Background: Celiac disease (CD) may be associated with other immunologic disorders in adults and children. Previous studies linking CD and autoimmune thyroid disease in children have included very few patients with limited biochemical and immunologic screening tests. The aim of this multicenter study was to establish the prevalence of autoimmune thyroid involvement in a large series of pediatric patients with CD.
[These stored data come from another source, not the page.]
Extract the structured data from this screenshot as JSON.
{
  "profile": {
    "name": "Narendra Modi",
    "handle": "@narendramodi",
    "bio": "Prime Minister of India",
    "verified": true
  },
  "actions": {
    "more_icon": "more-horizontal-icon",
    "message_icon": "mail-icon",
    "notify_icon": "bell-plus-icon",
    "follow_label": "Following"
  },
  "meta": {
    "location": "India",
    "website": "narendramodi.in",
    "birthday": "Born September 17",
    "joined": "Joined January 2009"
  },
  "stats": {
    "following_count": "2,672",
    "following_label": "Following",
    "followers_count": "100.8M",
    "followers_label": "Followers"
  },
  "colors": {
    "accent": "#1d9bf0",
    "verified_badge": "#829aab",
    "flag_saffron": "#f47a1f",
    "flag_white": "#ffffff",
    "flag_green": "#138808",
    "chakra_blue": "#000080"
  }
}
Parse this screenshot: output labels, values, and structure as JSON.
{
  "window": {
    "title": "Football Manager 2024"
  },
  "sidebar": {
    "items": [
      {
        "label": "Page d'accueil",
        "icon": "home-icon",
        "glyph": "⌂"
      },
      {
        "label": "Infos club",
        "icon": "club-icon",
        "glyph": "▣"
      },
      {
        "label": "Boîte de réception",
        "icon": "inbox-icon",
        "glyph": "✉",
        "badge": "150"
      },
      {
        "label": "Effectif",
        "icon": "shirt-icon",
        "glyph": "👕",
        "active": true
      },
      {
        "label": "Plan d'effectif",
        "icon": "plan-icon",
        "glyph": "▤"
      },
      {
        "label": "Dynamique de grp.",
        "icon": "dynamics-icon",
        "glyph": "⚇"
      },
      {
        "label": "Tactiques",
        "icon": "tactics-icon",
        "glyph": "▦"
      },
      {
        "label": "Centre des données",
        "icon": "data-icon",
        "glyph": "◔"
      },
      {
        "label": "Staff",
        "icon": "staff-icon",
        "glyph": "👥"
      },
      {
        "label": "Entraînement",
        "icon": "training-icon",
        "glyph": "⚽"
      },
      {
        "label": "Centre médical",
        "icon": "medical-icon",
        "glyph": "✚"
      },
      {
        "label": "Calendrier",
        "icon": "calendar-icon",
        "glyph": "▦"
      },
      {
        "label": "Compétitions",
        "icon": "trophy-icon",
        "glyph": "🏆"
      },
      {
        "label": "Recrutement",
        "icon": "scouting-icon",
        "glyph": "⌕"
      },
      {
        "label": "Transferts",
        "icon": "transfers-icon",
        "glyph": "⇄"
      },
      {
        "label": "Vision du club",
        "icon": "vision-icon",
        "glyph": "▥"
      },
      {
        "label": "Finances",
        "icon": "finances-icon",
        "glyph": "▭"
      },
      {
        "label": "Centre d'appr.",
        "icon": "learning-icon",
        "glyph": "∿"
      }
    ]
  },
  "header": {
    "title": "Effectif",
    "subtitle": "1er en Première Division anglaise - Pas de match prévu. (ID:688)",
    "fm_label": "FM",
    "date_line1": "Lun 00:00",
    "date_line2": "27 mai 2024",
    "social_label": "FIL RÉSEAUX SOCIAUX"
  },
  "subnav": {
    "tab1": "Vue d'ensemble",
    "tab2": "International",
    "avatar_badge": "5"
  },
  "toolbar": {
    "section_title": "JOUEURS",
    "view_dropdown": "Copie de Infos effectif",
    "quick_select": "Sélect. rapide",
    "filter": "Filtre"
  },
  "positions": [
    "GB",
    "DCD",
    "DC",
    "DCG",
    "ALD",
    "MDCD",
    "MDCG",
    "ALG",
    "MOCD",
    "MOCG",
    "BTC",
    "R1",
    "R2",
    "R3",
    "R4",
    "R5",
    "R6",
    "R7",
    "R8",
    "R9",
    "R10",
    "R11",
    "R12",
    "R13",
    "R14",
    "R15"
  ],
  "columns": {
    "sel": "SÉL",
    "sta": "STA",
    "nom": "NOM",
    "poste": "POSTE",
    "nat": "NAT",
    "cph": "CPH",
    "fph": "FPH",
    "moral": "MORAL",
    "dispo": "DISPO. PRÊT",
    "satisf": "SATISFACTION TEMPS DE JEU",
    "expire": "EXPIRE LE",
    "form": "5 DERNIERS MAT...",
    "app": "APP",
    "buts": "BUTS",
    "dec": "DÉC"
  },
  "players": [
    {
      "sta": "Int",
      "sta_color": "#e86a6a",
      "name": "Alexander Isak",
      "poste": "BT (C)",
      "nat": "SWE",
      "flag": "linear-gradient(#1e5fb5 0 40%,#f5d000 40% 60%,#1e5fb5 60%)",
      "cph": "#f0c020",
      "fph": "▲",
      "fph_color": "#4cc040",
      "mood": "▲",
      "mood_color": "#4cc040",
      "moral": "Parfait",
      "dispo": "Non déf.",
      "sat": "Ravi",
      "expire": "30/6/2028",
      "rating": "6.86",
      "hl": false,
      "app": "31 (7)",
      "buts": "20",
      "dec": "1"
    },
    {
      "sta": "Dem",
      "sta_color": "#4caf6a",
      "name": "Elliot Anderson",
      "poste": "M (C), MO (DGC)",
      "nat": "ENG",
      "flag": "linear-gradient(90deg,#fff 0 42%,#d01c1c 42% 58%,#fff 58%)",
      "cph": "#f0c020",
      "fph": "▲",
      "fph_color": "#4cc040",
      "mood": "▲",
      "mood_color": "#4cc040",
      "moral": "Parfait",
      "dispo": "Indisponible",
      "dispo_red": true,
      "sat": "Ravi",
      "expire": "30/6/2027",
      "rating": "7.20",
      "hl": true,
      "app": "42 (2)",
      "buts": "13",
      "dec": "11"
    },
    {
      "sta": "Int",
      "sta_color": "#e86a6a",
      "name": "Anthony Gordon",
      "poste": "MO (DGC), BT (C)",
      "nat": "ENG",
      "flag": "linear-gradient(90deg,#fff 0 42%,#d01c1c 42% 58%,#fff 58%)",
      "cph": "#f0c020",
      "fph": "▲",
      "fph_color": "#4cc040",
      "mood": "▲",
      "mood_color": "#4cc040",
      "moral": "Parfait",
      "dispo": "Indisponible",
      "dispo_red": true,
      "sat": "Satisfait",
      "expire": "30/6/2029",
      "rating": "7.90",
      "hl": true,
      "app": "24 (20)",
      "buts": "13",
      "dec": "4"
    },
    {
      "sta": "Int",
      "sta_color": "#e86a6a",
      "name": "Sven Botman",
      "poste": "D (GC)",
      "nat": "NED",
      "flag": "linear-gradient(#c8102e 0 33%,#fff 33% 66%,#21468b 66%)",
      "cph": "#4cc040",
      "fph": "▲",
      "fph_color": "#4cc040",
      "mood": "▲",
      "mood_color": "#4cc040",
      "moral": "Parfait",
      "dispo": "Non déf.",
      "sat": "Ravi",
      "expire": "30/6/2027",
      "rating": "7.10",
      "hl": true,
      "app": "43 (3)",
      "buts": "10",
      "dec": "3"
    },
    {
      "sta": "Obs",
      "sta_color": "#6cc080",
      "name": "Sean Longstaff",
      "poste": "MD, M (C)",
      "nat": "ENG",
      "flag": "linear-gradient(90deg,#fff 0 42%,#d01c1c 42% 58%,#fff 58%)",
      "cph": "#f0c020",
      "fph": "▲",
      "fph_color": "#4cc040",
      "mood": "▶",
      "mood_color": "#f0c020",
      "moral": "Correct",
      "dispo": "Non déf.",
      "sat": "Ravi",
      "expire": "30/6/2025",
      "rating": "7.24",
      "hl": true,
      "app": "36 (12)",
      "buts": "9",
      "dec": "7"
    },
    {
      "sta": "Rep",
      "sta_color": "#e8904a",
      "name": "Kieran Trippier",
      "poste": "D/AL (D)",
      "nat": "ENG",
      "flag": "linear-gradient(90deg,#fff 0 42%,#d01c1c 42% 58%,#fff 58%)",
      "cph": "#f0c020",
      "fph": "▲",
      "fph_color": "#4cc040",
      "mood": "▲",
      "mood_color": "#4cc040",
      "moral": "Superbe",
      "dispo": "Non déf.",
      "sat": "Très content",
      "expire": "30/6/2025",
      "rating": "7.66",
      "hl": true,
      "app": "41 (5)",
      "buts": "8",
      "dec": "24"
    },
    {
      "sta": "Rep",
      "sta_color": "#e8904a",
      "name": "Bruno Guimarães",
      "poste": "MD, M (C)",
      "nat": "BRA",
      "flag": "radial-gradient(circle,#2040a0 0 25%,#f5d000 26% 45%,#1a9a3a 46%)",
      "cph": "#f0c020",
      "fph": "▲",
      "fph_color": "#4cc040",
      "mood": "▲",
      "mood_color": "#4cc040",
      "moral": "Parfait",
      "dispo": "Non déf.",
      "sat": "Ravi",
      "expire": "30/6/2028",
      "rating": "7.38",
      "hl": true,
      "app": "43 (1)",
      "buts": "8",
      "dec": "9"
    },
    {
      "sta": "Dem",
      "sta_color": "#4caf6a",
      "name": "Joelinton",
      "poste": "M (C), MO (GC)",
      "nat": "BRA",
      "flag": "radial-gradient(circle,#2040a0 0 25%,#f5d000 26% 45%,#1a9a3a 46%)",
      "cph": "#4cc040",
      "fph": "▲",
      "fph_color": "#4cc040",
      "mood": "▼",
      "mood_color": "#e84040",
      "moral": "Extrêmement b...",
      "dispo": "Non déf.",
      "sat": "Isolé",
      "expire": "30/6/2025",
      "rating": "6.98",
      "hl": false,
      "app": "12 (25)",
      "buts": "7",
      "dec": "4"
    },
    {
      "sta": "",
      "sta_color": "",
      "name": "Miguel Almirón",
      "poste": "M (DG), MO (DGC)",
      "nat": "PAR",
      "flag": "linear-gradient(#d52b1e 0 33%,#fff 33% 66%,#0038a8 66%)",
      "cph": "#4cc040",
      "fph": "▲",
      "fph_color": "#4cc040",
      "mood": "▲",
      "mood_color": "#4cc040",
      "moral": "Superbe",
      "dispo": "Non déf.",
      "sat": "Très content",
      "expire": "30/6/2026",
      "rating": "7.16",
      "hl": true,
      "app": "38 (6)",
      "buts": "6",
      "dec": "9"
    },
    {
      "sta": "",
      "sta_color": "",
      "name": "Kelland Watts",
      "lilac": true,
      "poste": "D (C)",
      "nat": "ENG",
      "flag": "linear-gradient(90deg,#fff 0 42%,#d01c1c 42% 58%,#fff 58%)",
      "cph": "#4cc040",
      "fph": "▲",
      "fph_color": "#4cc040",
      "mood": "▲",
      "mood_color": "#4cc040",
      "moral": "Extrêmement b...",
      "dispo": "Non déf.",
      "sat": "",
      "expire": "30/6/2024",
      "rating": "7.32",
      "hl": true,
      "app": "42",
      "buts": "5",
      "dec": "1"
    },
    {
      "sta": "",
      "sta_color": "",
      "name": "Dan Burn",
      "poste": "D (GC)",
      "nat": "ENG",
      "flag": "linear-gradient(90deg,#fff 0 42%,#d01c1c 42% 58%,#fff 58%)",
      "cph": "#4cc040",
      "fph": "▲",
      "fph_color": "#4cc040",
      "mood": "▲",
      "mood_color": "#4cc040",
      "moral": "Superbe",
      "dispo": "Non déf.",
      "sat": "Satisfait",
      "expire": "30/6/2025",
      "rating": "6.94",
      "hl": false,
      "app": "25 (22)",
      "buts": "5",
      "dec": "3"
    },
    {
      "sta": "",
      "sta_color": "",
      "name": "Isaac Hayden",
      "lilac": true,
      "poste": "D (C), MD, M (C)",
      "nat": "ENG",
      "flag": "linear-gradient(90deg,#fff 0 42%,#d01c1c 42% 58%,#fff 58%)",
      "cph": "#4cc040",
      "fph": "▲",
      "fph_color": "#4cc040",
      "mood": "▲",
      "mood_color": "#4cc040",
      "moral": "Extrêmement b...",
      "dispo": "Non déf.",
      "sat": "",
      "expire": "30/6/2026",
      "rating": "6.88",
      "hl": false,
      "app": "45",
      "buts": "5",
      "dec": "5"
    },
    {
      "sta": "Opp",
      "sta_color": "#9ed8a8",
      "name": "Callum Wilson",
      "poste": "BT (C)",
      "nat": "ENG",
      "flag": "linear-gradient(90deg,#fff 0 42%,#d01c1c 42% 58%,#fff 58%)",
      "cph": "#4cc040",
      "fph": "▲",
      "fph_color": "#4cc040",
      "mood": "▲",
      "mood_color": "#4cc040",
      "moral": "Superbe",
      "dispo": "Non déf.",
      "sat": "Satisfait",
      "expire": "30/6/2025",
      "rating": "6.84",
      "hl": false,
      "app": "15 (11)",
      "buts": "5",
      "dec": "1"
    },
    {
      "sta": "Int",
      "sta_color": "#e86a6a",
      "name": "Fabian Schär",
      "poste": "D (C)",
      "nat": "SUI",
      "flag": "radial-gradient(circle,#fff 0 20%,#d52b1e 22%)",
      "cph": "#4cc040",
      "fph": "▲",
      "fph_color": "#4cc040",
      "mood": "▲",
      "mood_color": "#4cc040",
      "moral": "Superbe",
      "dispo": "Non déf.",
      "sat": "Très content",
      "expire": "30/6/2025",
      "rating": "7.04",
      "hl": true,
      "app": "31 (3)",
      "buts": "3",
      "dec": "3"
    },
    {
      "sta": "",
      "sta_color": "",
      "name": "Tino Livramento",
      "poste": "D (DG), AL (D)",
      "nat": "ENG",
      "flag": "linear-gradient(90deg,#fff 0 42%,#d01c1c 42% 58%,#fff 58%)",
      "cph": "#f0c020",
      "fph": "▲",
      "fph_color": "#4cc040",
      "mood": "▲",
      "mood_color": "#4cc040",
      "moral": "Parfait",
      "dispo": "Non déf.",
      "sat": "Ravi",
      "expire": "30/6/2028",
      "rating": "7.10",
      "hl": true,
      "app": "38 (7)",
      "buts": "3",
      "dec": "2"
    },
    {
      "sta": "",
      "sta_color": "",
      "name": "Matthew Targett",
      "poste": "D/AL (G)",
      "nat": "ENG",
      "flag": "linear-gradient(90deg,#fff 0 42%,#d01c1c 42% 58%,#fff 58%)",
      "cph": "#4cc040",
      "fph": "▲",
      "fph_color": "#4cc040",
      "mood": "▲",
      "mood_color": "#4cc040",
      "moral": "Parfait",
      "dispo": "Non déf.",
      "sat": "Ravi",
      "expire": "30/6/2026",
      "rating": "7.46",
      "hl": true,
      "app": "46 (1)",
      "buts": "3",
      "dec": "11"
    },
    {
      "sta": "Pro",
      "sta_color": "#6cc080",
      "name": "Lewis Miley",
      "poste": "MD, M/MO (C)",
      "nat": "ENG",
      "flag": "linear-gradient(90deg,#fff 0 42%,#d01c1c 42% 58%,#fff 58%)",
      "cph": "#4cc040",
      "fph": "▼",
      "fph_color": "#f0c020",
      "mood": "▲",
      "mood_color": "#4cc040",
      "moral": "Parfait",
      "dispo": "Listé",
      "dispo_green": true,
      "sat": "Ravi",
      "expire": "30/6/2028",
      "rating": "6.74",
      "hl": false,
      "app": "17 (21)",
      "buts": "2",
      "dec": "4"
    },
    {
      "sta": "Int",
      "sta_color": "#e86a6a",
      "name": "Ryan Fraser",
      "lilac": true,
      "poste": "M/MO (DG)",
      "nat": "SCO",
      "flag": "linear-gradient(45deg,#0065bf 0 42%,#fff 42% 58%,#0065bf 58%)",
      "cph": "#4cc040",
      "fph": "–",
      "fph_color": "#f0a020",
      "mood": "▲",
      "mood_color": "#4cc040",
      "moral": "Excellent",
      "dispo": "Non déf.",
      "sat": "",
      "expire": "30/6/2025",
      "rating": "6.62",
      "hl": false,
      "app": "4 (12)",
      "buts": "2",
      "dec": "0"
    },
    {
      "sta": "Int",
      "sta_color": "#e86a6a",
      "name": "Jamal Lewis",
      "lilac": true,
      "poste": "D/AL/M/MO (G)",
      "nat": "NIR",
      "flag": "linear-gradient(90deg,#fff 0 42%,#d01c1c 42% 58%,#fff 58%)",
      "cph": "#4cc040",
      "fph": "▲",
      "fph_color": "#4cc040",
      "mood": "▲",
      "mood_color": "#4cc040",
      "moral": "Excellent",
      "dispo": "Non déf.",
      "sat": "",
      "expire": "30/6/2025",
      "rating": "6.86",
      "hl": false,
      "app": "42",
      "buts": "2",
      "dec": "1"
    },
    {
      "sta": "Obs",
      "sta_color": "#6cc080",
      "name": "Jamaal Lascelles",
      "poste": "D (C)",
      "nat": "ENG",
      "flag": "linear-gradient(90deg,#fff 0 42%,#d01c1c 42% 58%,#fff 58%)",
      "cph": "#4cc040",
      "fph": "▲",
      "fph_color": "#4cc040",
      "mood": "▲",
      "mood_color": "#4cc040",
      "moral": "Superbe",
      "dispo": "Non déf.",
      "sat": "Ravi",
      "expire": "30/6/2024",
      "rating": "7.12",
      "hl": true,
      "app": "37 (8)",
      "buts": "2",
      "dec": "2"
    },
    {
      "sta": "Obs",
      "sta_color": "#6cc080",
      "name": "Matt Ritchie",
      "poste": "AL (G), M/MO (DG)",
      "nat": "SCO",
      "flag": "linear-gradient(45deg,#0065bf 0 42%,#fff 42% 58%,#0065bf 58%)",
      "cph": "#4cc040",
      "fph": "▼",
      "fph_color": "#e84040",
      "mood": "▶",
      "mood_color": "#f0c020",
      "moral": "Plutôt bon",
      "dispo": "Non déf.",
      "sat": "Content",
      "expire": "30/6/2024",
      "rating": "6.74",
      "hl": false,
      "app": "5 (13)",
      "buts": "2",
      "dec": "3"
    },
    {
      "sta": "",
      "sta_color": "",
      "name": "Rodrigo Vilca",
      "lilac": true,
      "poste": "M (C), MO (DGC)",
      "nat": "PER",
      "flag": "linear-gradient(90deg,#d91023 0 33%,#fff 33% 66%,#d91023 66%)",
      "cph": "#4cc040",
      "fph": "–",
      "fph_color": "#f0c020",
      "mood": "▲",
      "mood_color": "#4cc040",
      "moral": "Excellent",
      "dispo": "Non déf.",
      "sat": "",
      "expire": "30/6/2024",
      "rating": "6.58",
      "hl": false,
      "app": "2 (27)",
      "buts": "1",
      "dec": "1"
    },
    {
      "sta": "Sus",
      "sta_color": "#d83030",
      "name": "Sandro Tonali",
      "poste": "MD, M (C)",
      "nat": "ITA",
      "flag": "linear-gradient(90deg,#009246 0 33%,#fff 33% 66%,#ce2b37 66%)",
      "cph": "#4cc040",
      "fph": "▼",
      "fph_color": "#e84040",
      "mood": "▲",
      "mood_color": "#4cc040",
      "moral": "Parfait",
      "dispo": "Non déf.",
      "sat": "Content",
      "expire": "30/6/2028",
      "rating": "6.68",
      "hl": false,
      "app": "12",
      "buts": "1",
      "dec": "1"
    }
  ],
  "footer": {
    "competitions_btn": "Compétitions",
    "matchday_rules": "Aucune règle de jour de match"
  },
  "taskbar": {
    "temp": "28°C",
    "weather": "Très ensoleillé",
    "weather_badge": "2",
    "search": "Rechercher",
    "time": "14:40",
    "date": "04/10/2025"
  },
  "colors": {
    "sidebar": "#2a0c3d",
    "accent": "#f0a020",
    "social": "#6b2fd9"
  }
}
Methods: Five hundred seventy-three consecutive pediatric patients were enrolled from clinics in Torino, Bologna, Foggia, Rome (two clinics), Naples, and Bari. Three hundred forty-three patients with CD were studied, 230 girls and 113 boys (median age, 8.5 years). Two hundred fifty-six of the patients with CD (median age, 9 years) had been following a gluten-free diet for 3 months to 16 years; 87 patients were untreated (median age, 6.2 years). The diagnosis of CD was made using the European Society for Paediatric Gastroenterology, Hepatology and Nutrition (ESPGHAN) criteria. A control group of 230 subjects (median age, 8.3 years) was enrolled. Serum free triiodothyronine, free thyroxine, and thyroid-stimulating hormone (TSH), antithyroperoxidase, antithyroglobulin, anti-TSH receptor antibodies, and thyroid echographic pattern were considered.
Results: Autoimmune thyroid disease was found in 90 of 343 (26.2%) patients with CD (62 on a gluten-free diet) and in 20 (10%) of the control subjects (P = 0.001). Fifty-four (15.7%) patients with CD and autoimmune markers had normal thyroid function (euthyroidism) as did 12 (6.0%) of the control subjects; hypothyroidism was observed in 28 (8.1%) patients with CD and in 7 (3.5%) of the control subjects. Hyperthyroidism was diagnosed in four patients with CD and in none of the control subjects with autoimmune markers. An abnormal echographic pattern was seen in 37 patients with CD (16.8%) and only in 1 (1.6%) of the control subjects (P = 0.002).
Conclusions: The high frequency of autoimmune thyroid disease found among patients with CD, even those on a gluten-free diet, may justify a thyroid status assessment at diagnosis and at follow-up evaluation of children with CD.